[ad_1]
Dalam waktu yang tidak lama lagi, Bumi akan menjadi bangkai es yang rusak parah. Clooney berperan sebagai ilmuwan yang sekarat, Augustine Lofthouse, di pos terdepan Arktik terpencil yang telah sepenuhnya dievakuasi setelah (dari tampilan kenop dan dial) reaktor nuklir di seluruh dunia akhirnya menjadi kablooey karena pembekuan. Agustinus Clooney yang kurus menemukan seorang gadis bisu yang ditinggalkan, Iris (Caoilinn Springall), dan bersama-sama, setelah sedikit ikatan, mereka berangkat ke embun beku yang tak kenal ampun untuk mencapai pangkalan yang berbeda di mana mereka dapat menghubungi pesawat ruang angkasa bernama Æther dan memberitahu mereka untuk tidak melakukannya kembali (karena dunia sekarang menjadi bola kematian yang brutal).
Clooney dan Springall sangat cocok bersama dan memberikan momen-momen terbaik dalam film. Ada beberapa liku-liku yang cukup mudah untuk diprediksi tetapi sebagian besar dapat dimaafkan karena Clooney sangat pandai dalam berinteraksi dengan karakter yang tidak banyak memberi dan Springall mampu mengekspresikan sedikit dengan tatapan matanya yang tajam. Sekali lagi, resolusi tidak sepenting perjalanan di sini, jadi misi mereka yang hampir seperti mimpi bersama untuk mengirimkan sinyal peringatan menghasilkan beberapa momen kesadaran dan kelangsungan hidup yang kuat.
Fakta bahwa separuh film Agustinus terasa lebih dalam mungkin karena, yah, dialah satu-satunya karakter dalam film yang diberi lapisan, sebaik apa adanya. Urutan kilas balik singkat, menampilkan Star Trek: Discovery’s Ethan Peck sebagai seorang Agustinus muda (dijuluki oleh Clooney), mari kita masuk cukup untuk membantu kita terhubung lebih banyak dengan perjuangan Agustinus melalui suhu beku.Di atas di luar angkasa, di atas kapal lainnya, cerita kedua The Midnight Sky merana dalam keterbelakangan. Dalam perjalanan pulang dari bulan Jupiter yang layak huni, K-23 yang sebelumnya belum ditemukan, kru lainnya mengira mereka pulang dengan kabar baik untuk membantu menyelamatkan sisa-sisa umat manusia. Felicity Jones, David Oyelowo, Demián Bichir, Kyle Chandler, dan Tiffany Boone membuat misi luar angkasa yang bertahan terakhir ini dan mereka semua sebagian besar kekurangan dalam hal pengembangan karakter. Itu juga di segmen luar angkasa di mana Anda akan menemukan biaya tertinggi untuk hadiah terkecil. Uang membanjiri layar untuk bencana yang sudah Anda ketahui saat menonton pada akhirnya tidak berarti apa-apa karena kru yang mencoba bertahan hidup menuju jalan buntu.
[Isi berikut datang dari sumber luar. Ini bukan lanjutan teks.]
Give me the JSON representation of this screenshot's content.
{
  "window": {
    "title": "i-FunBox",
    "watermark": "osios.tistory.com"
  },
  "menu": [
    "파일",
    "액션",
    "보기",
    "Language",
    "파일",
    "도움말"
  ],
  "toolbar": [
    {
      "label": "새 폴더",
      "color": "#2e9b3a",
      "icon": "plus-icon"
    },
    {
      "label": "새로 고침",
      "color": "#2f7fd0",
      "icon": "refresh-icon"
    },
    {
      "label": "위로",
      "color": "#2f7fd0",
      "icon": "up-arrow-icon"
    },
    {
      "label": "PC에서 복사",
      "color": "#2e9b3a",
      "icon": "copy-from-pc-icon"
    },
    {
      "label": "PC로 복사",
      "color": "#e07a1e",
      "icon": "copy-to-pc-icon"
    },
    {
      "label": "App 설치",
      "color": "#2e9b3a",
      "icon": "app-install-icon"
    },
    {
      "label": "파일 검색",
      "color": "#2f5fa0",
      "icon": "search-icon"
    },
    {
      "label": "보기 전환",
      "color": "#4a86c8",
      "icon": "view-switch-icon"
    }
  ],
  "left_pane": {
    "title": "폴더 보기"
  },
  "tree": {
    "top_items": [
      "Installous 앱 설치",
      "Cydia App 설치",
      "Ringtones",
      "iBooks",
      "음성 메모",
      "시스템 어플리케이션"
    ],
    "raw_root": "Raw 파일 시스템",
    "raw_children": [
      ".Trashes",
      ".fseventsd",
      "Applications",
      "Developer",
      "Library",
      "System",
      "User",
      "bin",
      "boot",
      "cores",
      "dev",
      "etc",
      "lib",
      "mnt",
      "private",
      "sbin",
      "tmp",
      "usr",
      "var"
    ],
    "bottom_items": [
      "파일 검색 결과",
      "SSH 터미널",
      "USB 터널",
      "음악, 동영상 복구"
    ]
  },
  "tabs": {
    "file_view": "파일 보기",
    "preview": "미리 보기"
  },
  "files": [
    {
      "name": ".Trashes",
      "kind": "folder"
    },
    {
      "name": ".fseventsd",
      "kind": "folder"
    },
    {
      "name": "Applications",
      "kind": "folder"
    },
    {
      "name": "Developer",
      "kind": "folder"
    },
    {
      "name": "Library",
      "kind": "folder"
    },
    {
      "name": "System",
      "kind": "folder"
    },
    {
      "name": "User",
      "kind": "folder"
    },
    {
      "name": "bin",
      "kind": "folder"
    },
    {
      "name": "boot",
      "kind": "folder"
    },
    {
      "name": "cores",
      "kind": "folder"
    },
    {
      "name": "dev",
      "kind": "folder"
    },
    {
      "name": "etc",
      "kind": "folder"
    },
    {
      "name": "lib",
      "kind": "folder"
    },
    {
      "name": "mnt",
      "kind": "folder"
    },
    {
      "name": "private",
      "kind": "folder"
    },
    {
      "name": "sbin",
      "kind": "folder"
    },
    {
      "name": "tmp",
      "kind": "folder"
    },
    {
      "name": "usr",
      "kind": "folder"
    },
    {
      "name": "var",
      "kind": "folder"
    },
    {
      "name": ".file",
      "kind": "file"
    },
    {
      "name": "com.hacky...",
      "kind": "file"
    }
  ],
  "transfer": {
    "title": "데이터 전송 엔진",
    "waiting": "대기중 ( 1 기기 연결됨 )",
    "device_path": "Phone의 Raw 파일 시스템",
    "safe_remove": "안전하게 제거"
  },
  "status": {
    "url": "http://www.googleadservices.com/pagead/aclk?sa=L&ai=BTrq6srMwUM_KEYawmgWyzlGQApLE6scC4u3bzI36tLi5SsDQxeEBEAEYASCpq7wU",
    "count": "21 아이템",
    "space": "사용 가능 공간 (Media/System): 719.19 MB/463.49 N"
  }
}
Saat Augustine mencoba menemukan antena yang lebih kuat di rumah, kru lainnya menghabiskan sebagian besar waktu mereka untuk memilah-milah masalah komunikasi mereka sendiri sehingga mereka dapat menghubungi Bumi. Butuh banyak usaha di kedua ujungnya hanya untuk pada dasarnya mendengar “Hei, dunia sudah mati jadi … kembali ke bulan itu?” Ini seharusnya menjadi versi harapan film ini, tetapi mendarat dengan gedebuk. Karena pada saat itu, lima orang yang melakukan putar balik tidak akan membuat perbedaan besar, secara kemanusiaan.
Bagian terhebat dari The Midnight Sky datang dari momen-momen yang lebih kecil dan lebih personal serta para aktor yang membawakannya. Film ini sangat cantik – sangat mengagumkan, pada kenyataannya – tetapi tidak ada kilap yang benar-benar menambah cerita. Jika ada, film tersebut mungkin beresonansi lebih baik sebagai penawaran low-fi daripada sesuatu dengan anggaran yang membengkak. The Midnight Sky dilaporkan tidak perlu menghabiskan biaya hampir $ 100 juta dolar ketika elemen dan tema terkuat turun ke dua karakter yang berbagi momen yang menyentuh hati atau ketika film secara keseluruhan terasa seperti sepasang mata yang penuh perasaan dengan tidak banyak yang terjadi di belakang. mereka.